Florida has hundreds of similar special tax districts. One covers The Villages, a colossal senior-living community northwest of Orlando. Another covers Daytona International Speedway and the surrounding area.
In February, lawmakers decided to allow the governor to appoint an oversight board for the Disney district in an attempt to curtail the company’s autonomy. When the appointees reported for duty, however, they discovered that the previous, Disney-controlled board had approved the development agreement and restrictive covenants, limiting the new board’s power for decades to come.
They were enraged, as was Mr. DeSantis. He responded by suggesting a variety of potential punitive actions against Disney, including reappraising the value of the resort for property tax levies, imposing tolls on roads that lead to Disney World and developing land near the entrances to the resort. “Maybe create a state park, maybe try to do more amusement parks — someone even said, like, maybe you need another state prison,” he said at an April 17 news conference.
He has also requested an investigation by Florida’s chief inspector general into Disney’s efforts to circumvent his authority.
Mr. DeSantis and his allies have repeatedly characterized their actions as simply putting Disney on “level playing ground” with other theme park operators in the state. But Universal Orlando, SeaWorld, Busch Gardens and Legoland do not have oversight boards controlled by the governor. Based on the governor’s comments, the state’s other large theme parks would not be subject to additional ride safety inspections — only Disney World.

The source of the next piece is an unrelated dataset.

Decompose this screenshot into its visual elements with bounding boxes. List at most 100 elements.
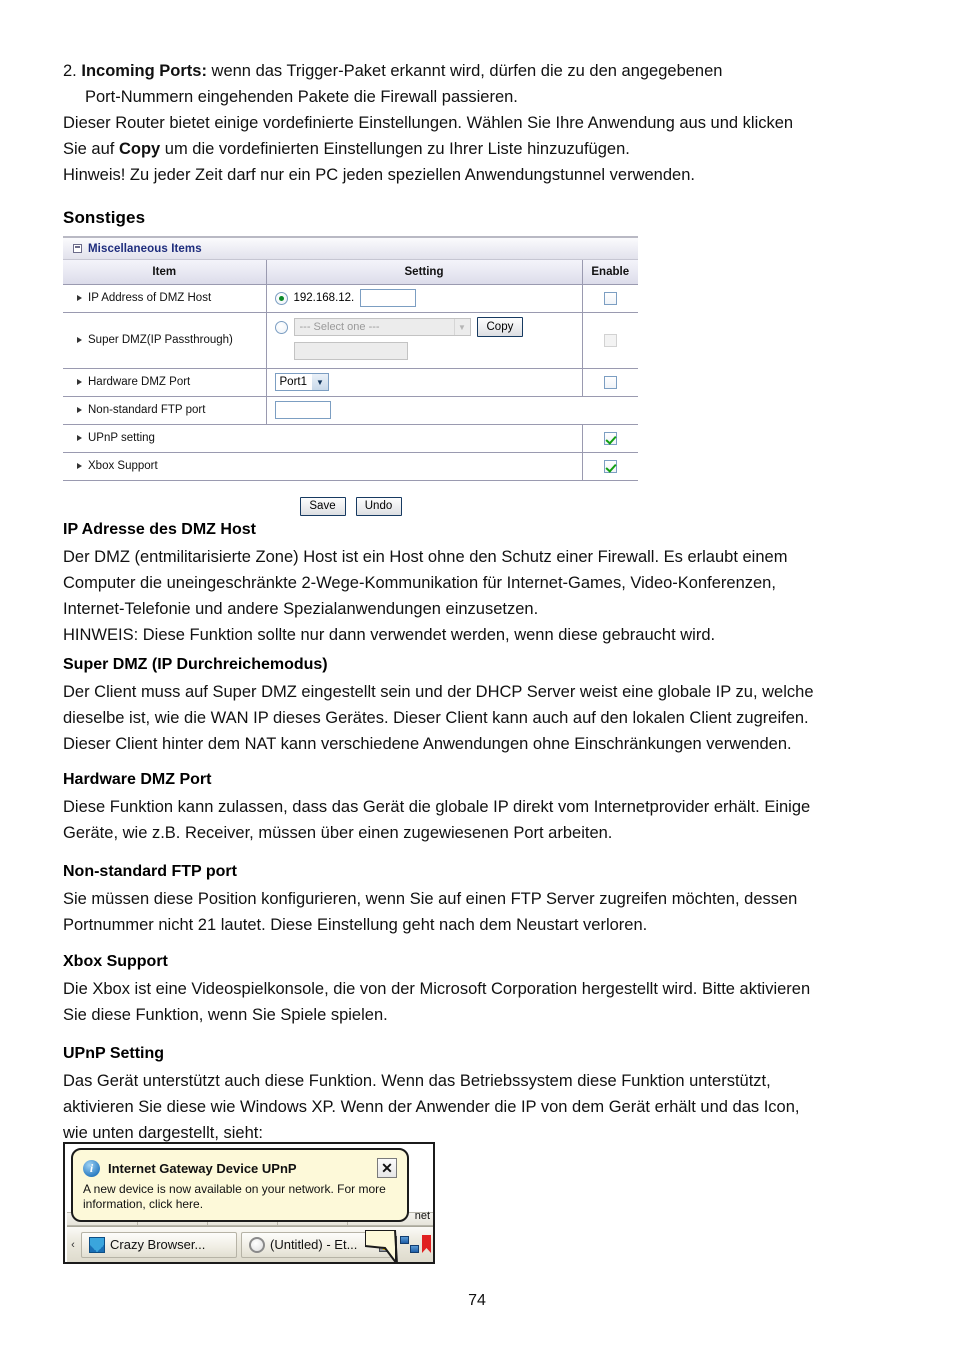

Robert A. Iger, Disney’s chief executive, has called Mr. DeSantis “anti-business” and “anti-Florida” for his actions. Mr. Iger has also signaled that future investment in Disney World could be at risk if the governor continued to use Disney as a political punching bag.

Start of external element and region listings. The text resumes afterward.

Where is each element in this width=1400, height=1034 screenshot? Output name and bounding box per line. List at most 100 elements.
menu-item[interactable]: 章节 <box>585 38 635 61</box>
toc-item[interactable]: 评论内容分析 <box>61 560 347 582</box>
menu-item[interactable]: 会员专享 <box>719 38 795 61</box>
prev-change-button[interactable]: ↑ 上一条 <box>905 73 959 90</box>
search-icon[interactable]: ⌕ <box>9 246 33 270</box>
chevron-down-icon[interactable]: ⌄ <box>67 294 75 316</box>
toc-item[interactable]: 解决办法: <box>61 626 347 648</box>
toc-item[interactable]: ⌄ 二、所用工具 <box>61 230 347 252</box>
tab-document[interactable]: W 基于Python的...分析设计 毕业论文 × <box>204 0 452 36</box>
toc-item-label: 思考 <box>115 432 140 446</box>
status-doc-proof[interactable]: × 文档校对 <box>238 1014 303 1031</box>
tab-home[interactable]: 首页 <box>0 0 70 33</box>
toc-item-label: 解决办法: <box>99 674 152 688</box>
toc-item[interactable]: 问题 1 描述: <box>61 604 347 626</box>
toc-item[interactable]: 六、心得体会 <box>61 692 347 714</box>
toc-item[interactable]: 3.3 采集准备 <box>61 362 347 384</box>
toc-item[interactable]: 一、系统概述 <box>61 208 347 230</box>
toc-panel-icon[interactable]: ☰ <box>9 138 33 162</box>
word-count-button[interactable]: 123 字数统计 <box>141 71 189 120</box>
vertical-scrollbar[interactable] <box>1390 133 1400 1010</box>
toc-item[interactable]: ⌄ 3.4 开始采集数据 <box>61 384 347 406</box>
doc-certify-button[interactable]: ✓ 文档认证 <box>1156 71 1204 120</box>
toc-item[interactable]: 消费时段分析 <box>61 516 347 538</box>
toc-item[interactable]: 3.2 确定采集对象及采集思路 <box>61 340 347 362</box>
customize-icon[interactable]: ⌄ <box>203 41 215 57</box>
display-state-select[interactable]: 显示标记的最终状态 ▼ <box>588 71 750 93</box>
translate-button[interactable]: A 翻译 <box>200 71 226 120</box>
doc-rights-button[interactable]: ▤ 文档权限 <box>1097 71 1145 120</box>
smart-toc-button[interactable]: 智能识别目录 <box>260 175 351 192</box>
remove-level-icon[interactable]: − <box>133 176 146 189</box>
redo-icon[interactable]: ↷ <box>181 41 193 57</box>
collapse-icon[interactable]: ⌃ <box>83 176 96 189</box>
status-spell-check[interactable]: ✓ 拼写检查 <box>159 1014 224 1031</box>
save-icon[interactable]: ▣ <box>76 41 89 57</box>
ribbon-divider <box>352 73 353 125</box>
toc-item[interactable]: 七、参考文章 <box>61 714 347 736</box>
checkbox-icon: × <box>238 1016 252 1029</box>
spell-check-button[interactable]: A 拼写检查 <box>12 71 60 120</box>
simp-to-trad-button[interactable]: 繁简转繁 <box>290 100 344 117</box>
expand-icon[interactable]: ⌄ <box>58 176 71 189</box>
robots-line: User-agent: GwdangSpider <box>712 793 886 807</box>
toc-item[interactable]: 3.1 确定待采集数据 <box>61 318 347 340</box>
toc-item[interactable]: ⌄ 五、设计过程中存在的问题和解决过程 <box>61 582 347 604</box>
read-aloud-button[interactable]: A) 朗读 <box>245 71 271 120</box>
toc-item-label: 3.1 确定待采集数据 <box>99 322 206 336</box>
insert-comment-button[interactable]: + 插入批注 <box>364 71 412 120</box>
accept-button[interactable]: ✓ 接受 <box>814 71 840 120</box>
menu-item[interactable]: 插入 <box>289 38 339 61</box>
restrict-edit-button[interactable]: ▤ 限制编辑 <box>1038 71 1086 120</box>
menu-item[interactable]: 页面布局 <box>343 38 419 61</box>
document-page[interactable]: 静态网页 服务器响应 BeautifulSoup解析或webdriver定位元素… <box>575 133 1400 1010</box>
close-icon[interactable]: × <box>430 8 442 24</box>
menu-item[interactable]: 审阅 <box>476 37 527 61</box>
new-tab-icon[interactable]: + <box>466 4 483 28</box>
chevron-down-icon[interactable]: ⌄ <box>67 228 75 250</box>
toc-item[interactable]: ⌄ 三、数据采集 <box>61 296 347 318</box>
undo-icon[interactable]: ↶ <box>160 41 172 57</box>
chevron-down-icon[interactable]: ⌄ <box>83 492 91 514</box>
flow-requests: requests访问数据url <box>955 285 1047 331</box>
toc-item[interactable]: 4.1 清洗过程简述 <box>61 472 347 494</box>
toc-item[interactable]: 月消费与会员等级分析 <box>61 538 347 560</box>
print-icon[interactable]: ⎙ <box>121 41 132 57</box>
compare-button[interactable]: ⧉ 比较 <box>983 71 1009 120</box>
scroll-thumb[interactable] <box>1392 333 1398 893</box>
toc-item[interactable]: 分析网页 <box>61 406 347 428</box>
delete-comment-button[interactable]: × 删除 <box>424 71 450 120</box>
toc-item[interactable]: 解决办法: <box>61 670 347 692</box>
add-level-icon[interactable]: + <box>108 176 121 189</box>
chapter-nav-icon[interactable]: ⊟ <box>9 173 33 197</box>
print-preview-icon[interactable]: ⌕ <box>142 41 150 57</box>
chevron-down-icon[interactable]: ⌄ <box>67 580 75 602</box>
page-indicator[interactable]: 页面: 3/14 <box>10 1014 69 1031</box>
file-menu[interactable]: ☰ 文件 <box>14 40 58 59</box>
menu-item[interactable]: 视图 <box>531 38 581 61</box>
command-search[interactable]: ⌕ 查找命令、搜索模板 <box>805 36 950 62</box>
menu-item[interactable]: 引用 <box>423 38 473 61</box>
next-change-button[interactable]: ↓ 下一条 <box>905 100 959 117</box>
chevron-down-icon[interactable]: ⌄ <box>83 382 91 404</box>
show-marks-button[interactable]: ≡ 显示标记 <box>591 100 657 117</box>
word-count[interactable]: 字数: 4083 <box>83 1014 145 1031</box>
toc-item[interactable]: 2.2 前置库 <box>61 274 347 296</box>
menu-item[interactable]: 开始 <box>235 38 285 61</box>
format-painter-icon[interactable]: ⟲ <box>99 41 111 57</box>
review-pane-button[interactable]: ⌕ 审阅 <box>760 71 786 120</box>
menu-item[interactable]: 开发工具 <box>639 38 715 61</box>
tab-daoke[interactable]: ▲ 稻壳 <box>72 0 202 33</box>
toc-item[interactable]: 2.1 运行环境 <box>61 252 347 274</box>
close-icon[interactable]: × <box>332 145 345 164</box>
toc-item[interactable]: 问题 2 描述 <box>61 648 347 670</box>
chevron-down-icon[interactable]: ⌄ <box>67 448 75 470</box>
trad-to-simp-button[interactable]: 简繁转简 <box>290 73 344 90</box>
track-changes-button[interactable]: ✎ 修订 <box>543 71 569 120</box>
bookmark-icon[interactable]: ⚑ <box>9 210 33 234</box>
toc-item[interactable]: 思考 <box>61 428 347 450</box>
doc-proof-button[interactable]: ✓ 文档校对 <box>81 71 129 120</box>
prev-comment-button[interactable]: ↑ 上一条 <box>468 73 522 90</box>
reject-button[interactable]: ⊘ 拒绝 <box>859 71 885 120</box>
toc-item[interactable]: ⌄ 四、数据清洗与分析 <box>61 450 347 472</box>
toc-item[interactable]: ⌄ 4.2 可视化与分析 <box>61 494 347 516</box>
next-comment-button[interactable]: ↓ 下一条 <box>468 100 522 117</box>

“A company has a right to freedom of speech just like individuals do,” Mr. Iger said at Disney’s annual shareholder meeting this month. “The governor got very angry over the position Disney took and seems like he’s decided to retaliate against us, including the naming of a new board to oversee the property, in effect to seek to punish a company for its exercise of a constitutional right. And that just seems really wrong to me.”